Tim Steiner, the Ocado chair, added: “Making it easier is the right answer … it’s important to be able to get more people through the process.” He said increasing the number of people running tests for aspiring drivers would also help.
He said the company was not just concerned about driver shortages. “It’s the broader labour shortages in the whole country that we are working to mitigate the impact of,” he added. He declined to say how much Ocado was paying in bonuses.
The online grocer also revealed that the July blaze at its warehouse in Erith, caused by the collision of three robots resulted in 300,000 orders being lost.
Ocado said the business disruption cost it £10m, plus another £10m for stock and other write-offs. The resulting net cost, not covered by insurance, was estimated to be £10m, which will drag down profits for the current year.
Ocado revenues were down 1.8% in the first six weeks of its latest quarter, the 13 weeks to 29 August, which worsened to a 19% slump in the remaining seven weeks of the quarter because of the fire. Overall, revenues fell 10.6% to £517.5m in the quarter, while average orders a week increased by 1.4% to 338,000.
The government previously considered adding HGV drivers to its list of skilled workers to fill the gaps, but the idea was scrapped. Ministers said they would instead change licensing rules to make it easier to qualify and to increase the amount of hours drivers could work.
Ocado said it had increased warehouse capacity at Purfleet in Essex and Andover in Hampshire, with the latter processing 20,000 orders a week. This helped offset additional safety measures at Erith, which Ocado expects to return to pre-fire capacity by the end of November, in time for Christmas.
Steiner is confident of a “bumper Christmas” with Ocado delivery slots usually selling out months in advance. He downplayed the issue of food shortages, saying: “We see small interruptions but nothing substantial.” McBride said Ocado had a wider product range than some rivals that it could “flex up or down”.
Last week the Food and Drink Federation’s Ian Wright warned food shortages could become permanent in Britain as the just-in-time delivery system was no longer working, although the country would not run out of food.

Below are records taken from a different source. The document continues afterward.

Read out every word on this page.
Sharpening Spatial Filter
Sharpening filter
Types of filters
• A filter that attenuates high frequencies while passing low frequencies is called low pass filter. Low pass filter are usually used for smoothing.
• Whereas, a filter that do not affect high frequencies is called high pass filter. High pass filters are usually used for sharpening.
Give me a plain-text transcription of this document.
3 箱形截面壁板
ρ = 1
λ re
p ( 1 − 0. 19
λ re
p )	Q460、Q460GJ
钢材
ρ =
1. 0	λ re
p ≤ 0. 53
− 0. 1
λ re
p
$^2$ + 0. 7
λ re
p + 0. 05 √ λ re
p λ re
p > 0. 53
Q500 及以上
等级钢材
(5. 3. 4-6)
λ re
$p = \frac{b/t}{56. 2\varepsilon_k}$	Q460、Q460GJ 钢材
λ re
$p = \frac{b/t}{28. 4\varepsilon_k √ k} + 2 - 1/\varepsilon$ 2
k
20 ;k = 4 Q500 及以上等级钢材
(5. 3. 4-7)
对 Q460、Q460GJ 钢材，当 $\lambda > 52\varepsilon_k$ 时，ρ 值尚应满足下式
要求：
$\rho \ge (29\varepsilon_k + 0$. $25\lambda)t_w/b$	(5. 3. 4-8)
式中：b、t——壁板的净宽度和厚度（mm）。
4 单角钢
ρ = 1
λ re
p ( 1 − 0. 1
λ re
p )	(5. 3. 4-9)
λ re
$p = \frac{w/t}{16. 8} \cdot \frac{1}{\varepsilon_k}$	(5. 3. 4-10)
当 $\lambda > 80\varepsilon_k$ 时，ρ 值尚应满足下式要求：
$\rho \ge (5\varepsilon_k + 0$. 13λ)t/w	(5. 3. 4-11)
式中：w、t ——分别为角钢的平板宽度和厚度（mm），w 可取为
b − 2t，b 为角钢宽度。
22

Ocado is building vast warehouses and has replaced human pickers with robots that crisscross a giant chessboard-style grid layout to sort its orders. Steiner said its latest robots, introduced at the start of the year, could not cause a fire as their “lithium ion cells are so well protected” inside them, while the old model robots were getting a service patch to prevent future blazes. He stressed that Ocado was only selling its new robots to other companies.
Ocado said it had attracted a record number of new customers, up 64,000 to 805,000 in the last quarter.